While subscription licensing offers certain advantages, beware unforeseen price increases down the road.
- How subscription licensing can save money in the short term
- Ways to protect yourself from price increases
- When subscriptions don't make sense
Two years ago, Whole Foods Market CIO Mike Clifford surveyed the software landscape with a sense of dread. He knew he had to replace his ageing home-grown data warehousing systems and do a better job of connecting inventory information from Whole Foods stores across the US. Like most CIOs in his position, he was on the lookout for the best deal and fit for his company. But he didn't want to go the usual route: tough negotiations leading to a million-dollar deal to buy the software code outright. He was tired of the typical software pricing and licensing agreements that can trap customers into lengthy deployments and saddle them with hefty maintenance and consulting fees. "I find the pay-in-advance software licensing approach appalling," says Clifford.
Instead, Clifford negotiated a subscription deal with retail software vendor Retek last year, for which he pays a yearly fee and is expected to renew only if he is satisfied. Clifford admits that, in the long run, he may not save money with his subscription licence.

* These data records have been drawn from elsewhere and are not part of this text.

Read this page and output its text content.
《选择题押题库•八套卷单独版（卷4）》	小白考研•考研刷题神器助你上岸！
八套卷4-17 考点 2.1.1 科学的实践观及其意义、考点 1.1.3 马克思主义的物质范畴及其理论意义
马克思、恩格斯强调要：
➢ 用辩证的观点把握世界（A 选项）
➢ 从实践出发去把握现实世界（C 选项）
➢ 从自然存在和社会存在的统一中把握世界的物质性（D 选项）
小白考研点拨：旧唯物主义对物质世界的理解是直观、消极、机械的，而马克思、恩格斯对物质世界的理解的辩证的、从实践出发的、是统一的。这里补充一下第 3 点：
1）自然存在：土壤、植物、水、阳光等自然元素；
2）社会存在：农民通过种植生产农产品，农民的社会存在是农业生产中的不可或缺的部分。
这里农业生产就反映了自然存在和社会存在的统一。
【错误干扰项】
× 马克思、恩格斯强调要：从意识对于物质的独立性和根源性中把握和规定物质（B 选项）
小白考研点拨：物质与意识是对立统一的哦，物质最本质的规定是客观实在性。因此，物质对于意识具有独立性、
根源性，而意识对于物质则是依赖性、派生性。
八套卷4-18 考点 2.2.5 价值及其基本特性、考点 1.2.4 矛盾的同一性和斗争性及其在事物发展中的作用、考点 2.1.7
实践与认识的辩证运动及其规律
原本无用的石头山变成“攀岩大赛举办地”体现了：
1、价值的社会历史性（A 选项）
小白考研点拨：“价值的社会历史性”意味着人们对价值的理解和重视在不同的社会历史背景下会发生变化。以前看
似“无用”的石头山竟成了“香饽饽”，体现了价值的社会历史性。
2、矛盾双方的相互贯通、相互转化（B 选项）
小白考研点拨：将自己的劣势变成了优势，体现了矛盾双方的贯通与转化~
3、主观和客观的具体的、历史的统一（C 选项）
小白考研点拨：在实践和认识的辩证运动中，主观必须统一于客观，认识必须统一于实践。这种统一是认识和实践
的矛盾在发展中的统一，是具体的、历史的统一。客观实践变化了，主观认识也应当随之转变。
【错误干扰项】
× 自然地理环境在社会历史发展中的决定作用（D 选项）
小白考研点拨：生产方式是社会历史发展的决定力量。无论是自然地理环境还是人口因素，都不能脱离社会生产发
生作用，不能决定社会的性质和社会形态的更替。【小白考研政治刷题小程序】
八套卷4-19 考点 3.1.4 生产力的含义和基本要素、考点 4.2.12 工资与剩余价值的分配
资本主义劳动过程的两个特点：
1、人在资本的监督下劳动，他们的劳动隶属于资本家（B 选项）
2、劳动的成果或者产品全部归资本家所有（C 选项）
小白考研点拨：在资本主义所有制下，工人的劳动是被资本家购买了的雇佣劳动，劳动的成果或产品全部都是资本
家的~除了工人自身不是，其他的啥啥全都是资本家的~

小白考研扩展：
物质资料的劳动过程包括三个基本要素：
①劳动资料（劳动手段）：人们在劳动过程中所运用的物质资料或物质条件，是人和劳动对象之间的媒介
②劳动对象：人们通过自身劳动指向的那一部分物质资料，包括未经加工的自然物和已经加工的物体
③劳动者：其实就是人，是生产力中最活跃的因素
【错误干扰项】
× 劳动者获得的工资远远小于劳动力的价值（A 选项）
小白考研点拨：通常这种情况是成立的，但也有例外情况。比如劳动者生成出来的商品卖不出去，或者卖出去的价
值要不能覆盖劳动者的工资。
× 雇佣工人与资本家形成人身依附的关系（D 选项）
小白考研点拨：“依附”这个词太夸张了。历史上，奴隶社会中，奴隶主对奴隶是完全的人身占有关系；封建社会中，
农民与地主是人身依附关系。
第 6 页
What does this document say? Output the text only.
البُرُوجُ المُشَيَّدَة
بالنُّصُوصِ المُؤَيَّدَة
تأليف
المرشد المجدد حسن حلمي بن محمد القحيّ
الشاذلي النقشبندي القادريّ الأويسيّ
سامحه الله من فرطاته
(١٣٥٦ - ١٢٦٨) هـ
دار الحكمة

But if he isn't happy with the software, he is free to walk away. "The savings are huge on the risk side," he says. And he adds that the vendor is more responsive and eager to get a new system up and running quickly, knowing that the renewal is dependent on the initial performance. (Retek has since agreed to be bought by Oracle.)
Clifford is capitalizing on a gradual shift in the way that enterprise software is being sold. Enterprise software vendors that have long sold their wares via the perpetual licence (in which the customer buys and forever owns the software code and signs up for yearly maintenance and support for an added 15 percent to 20 percent of the licence fee) are increasingly experimenting with pricing and licensing schemes that allow customers to subscribe for a limited period of time. The subscription model, which includes "utility" (or "pay-per-use") agreements and hosted service deals, allows customers to rent software with a low up-front cost and then pay on an ongoing basis. If the fee is not paid, the software will be unplugged. The "on-demand" approach emerged to prevent some of the software blunders of recent years, in which corporations made large bets on ERP and CRM systems that ultimately failed. It can also provide a welcome choice for CIOs who want to try software for a short period of time.
But the new opportunities also bring added challenges. CIOs need to protect themselves against the unforeseen price increases that often accompany subscription licence deals. If customers aren't careful to negotiate protection against steep price jumps, they could end up with ballooning software costs. CIOs also need to predict usage patterns carefully, since the price tag on some subscription deals can suddenly rise if usage unexpectedly increases. And while subscription licensing is saving money and aggravation for some CIOs, it isn't for everyone. Subscription fees paid year after year may create a greater financial burden than a hefty up-front payment if a company ends up using the software for 10 years or more. In order to get the best deals as new licensing and pricing options proliferate, CIOs need to analyze the financial benefits, calculate the expected time frame for the IT investment and work with their CFOs to make sure they are choosing the right model.
"With no killer apps on the horizon, the percentage of software vendors offering this type of model is going to grow," says Amy Konary, software pricing, licensing and delivery analyst at IDC. "CIOs need to be prepared."